The 5-day regimen is the standard of care for azithromycin treatment of community-acquired pneumonia in children, as it provides adequate tissue concentrations due to azithromycin's long half-life and excellent tissue penetration.
Important Considerations
- Azithromycin can be taken with or without food 1
- Monitor for potential side effects, primarily gastrointestinal (abdominal pain, diarrhea, nausea, vomiting)

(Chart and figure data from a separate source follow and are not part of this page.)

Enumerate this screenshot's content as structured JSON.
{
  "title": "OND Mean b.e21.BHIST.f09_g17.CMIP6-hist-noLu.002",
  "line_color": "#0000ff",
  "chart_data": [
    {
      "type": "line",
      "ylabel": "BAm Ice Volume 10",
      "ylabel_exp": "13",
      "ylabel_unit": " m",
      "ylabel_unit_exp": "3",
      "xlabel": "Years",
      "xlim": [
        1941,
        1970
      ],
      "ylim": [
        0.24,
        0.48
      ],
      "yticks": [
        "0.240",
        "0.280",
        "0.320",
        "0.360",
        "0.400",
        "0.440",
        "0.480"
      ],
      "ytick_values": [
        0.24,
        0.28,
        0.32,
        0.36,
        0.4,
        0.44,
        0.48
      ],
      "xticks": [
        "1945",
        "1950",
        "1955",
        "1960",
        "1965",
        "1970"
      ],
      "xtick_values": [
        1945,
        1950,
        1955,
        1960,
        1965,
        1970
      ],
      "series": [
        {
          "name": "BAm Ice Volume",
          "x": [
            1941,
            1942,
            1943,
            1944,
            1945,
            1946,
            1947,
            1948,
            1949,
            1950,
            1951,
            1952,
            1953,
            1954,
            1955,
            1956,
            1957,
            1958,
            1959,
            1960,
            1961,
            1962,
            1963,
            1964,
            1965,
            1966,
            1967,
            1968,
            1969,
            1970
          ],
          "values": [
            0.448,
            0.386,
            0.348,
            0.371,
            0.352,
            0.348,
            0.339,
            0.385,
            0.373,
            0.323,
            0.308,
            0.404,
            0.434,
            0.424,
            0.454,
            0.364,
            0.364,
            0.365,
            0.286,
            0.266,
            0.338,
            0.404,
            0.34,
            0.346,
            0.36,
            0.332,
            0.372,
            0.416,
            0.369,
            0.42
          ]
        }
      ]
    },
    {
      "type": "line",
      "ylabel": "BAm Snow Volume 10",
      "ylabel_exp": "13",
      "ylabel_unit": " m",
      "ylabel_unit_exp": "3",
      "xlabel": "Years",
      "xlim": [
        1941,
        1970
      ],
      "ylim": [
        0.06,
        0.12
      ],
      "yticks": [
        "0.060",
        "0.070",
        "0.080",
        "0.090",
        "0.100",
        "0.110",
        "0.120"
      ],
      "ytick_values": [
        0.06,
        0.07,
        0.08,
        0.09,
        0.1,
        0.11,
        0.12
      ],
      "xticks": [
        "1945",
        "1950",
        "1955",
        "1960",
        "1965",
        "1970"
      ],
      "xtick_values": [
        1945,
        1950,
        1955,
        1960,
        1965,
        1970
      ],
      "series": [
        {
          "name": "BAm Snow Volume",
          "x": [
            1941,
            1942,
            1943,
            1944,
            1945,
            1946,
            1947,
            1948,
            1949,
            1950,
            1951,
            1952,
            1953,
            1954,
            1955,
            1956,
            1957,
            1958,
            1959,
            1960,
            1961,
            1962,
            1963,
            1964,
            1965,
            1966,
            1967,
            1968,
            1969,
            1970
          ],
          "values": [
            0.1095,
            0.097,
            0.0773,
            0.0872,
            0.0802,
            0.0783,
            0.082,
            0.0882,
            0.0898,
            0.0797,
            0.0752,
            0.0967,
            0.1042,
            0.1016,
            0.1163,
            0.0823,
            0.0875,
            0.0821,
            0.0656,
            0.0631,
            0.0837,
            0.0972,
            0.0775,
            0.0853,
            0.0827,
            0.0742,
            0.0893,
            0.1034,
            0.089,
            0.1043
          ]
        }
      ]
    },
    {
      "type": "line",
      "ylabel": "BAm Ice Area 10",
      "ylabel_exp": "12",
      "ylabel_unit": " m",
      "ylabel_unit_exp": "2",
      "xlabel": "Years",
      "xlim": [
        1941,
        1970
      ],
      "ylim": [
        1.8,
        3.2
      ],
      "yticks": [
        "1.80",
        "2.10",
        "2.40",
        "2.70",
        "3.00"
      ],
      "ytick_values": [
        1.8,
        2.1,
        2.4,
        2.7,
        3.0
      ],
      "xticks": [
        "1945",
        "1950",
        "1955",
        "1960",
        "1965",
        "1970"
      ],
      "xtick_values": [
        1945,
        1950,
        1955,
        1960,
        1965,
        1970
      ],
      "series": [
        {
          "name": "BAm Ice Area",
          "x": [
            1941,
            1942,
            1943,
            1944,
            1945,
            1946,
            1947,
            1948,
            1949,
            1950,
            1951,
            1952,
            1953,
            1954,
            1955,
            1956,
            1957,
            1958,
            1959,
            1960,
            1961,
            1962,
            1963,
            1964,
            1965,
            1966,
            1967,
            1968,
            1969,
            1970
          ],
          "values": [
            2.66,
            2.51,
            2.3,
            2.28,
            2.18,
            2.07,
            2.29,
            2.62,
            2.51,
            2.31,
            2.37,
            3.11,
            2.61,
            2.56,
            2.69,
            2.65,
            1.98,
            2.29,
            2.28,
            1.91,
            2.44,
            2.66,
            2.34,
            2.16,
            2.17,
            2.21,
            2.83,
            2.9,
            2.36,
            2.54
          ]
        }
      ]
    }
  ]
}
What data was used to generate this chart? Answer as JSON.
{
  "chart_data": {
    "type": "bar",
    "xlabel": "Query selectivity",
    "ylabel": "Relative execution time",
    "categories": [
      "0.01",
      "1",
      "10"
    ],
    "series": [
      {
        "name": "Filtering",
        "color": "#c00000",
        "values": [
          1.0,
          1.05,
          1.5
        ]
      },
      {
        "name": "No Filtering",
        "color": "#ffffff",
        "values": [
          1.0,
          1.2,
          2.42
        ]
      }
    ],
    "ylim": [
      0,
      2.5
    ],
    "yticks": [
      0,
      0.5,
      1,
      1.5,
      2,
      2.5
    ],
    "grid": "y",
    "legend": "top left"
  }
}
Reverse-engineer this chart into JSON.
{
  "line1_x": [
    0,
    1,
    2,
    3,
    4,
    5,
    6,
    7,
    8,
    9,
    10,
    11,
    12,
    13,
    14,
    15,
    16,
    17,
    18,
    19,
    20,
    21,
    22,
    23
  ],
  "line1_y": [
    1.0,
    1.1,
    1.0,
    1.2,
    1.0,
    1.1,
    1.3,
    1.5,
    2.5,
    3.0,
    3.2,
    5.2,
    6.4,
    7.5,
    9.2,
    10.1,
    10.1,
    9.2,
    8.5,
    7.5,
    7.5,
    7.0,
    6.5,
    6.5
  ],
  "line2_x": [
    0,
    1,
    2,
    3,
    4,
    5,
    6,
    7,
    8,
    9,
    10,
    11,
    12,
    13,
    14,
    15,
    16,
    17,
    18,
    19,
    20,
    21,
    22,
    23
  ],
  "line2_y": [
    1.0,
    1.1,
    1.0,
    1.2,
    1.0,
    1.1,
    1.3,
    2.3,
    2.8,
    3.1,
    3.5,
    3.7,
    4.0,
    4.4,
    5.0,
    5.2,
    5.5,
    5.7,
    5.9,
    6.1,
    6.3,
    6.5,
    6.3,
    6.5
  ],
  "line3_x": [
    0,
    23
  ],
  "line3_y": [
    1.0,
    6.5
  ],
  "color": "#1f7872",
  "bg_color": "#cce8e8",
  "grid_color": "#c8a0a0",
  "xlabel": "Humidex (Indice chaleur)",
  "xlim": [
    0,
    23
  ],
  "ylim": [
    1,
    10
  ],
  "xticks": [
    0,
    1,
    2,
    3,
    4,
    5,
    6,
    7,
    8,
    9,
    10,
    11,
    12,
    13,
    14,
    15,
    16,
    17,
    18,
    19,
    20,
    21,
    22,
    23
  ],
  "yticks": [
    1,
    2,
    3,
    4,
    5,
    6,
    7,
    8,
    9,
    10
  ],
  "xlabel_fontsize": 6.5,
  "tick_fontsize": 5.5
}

- Clinical improvement should be seen within 48-72 hours; if not, reevaluation is necessary 2
- For children with presumed atypical pneumonia, azithromycin is the first-line agent 2, 3
Common Pitfalls to Avoid
- Using adult dosing in pediatric patients
- Inadequate duration of therapy (the full 5-day course should be completed even if symptoms improve)
- Failure to reassess after 48-72 hours if no clinical improvement is observed
- Not considering local resistance patterns when selecting empiric therapy
By following this evidence-based dosing regimen, you can provide effective treatment for community-acquired pneumonia while minimizing the risk of adverse effects and antimicrobial resistance.